Je pense que oui (rire), parce que la marque a été créée il y a quand même pas mal de temps. Elle résiste aux aléas du métier et du temps. “YSAND” écrit les plus belles pages de son histoire à travers une multitude de créations, la présence d’une clientèle qui a du goût, du répondant et qui inspire.

Le prêt-à-porter et vous, y a-t-il une histoire? Qu’est ce qui vous a motivé à vous orienter vers ce mode vestimentaire?

Ma philosophie est toute simple. un vêtement, pour moi, est fait pour être porté. Et je me suis rendue compte qu'il n'y avait pas vraiment de marque de prêt à porter en tant que telle. Le disant ainsi, il s’agit vraiment d’avoir une tenue disponible dans le même colorie et dans toutes les tailles. C'est déjà faciliter l'accès aux vêtements pour les femmes qui n'ont pas le temps de se rendre chez le couturier, d'aller acheter le pagne. Mon souci majeur était de permettre à la femme de rentrer dans une boutique, y prendre 5 tenues à son goût, qu'elle porte et que cela épouse tout de suite sa forme et sa taille sans être embêtée. Et je voulais surtout créer une marque qui soit authentiquement ivoirienne, c’est-à-dire faire un mix des vêtements que l’on trouve dans le monde entier et le pagne ivoirien. Mixer ces deux cultures pour réussir à faire sortir des tenues assez contemporaines, portables et qui tombent bien. Tel est mon objectif en créant  “YSAND” et en m’attachant au prêt-à-porter.

Quelles sont les matières que vous utilisez?

Je consomme plus les matières d’ici et d’ailleurs notamment le Wax que je mélange avec du coton, du jeans, de la popeline, du Kita...

Quelles sont, d'après vous, les prochaines étapes de l´évolution  de votre entreprise? vos projets dans l’univers de la mode pour les mois à venir ? Où l'imaginez vous dans 3 ans?  

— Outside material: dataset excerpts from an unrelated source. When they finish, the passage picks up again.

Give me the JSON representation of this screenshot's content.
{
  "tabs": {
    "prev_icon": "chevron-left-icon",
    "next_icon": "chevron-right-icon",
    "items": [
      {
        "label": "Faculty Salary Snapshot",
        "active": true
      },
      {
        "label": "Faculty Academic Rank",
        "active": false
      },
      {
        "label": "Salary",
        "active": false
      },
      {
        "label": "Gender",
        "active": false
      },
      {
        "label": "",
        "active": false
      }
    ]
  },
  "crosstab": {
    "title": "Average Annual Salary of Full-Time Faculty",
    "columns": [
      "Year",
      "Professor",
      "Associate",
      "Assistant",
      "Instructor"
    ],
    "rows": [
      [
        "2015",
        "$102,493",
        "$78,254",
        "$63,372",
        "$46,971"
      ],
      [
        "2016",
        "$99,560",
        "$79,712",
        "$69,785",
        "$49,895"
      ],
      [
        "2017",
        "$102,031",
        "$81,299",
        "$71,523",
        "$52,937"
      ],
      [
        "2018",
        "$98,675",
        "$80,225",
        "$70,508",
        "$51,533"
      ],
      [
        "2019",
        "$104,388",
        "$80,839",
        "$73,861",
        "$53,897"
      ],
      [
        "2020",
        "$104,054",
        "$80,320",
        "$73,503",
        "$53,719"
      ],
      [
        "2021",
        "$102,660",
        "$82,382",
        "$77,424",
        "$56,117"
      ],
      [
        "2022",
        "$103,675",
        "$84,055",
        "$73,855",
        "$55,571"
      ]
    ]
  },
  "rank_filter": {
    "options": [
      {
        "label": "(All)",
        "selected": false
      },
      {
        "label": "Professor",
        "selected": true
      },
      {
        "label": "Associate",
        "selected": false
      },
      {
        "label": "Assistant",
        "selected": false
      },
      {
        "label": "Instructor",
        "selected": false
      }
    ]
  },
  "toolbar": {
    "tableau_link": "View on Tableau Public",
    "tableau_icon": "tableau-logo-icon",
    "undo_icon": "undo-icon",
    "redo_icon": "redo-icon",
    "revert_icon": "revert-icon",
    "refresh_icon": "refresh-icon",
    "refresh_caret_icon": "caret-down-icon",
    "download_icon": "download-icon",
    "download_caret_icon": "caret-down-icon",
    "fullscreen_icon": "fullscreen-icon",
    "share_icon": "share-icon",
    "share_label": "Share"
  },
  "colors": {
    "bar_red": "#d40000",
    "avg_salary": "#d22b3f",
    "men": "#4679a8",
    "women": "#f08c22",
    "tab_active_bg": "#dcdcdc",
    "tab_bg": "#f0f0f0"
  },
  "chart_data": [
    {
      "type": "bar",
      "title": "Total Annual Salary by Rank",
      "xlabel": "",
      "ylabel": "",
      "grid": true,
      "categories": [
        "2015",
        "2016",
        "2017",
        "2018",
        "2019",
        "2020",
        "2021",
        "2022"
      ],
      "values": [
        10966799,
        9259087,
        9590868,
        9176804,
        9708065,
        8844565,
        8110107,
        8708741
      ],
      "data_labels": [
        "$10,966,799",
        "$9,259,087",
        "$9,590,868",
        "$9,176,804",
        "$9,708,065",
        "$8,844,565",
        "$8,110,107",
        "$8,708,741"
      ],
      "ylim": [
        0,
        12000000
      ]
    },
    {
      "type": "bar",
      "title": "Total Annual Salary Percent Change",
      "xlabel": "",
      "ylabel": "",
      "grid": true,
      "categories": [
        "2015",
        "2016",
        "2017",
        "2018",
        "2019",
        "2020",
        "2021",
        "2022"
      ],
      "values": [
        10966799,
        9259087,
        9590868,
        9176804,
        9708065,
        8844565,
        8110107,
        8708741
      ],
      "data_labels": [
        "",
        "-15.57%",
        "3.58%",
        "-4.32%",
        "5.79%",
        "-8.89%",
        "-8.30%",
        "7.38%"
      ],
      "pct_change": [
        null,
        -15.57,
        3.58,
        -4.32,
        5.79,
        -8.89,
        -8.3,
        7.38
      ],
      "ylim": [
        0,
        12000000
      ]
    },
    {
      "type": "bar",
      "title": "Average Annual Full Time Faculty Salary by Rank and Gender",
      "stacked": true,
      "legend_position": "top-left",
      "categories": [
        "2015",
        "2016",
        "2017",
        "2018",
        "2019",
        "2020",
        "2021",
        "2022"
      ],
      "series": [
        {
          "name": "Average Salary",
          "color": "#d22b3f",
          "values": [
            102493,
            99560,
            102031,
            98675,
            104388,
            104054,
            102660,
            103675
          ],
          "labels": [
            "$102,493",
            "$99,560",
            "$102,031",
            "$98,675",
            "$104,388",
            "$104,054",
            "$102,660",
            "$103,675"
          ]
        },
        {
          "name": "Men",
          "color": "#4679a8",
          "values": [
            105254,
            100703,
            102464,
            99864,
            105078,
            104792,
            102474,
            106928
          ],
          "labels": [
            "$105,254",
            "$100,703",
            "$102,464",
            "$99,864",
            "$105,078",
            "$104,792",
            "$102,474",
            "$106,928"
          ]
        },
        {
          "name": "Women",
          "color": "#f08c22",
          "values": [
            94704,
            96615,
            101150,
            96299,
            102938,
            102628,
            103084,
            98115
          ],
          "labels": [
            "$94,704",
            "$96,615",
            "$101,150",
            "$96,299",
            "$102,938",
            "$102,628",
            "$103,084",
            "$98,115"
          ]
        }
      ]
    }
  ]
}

La vision est noble et l’ambition gargantuesque pour les mois à venir et dans 3 ans. A court terme, j’en ai à foison. Cependant, il y en a un qui me tient à cœur. C’est la vente de patronages.  J’ai constaté, après moult observations, qu’ils sont nombreux nos couturiers qui ne savent pas faire du prêt-à-porter étant donné que  le prêt-à-porter est basé sur le patronage. Pour la plupart, la coupe se fait à main levée. Ce qui n’est pas forcément la meilleure des façons. L'idée c’est de vendre le patronage à ceux qui en sentiront le besoin et qui le veulent vraiment. J'imagine pour le long terme, dans trois ans, plusieurs boutiques “YSAND” ouvertes dans la sous-région et une représentation en Europe et peut être aux Etats-Unis, pourquoi pas.

Quelle image de la femme voudriez-vous mettre en valeur?

L'indépendance, pour une femme, est un droit que l’on acquiert difficilement. C’est donc celle qui a confiance en elle,  indépendante, forte que je valorise dans mes créations. Celle qui, sensiblement, sait où elle va, qui sait se différencier subtilement, qui n’est pas extravagante mais qui sait ce qu’elle veut.

Selon vous, quelles sont les compétences nécessaires à avoir pour réussir dans ce métier?

Rien de grand dans ce monde ne s’est réalisé sans passion. La passion est la première des choses car sans elle, je ne pense pas qu’on puisse se dépasser. A la passion, il faudra  franchement ajouter de la formation et beaucoup de rigueur.

Quels sont les grands événements de mode auxquels vous avez participé et quels enseignements en avez-vous tirés?

Il y en a plusieurs mais les plus grands restent AfrikFashion, Moreno’s Fashion, N’Zassa mode, le MASSA.

Où peut-on vous trouver ?

Il est possible de me trouver dans ma boutique (rire) située aux Deux Plateaux Vallon, au centre commercial en face de Cash Center. On peut également trouver les produits “YSAND” chez Etika, une boutique au Plateau à la Rue du commerce. Nous avons aussi une page Facebook animée par les produits et nos principales activités.

Un dernier mot à l’endroit de nos lecteurs et internautes ?

A part dire, allez visiter la boutique, sans oublier que la visite sera portée sur moi (rire), j’exhorte tout le monde et surtout ceux qui sont dans la mode, qui veulent vraiment y faire carrière, d’être passionnés. Et ne rien lâcher surtout, ne jamais abandonner. Il ne faut pas écouter les tueurs de rêve et de projet, mais écouter son cœur, savoir ce qu’on veut et savoir s’y tenir.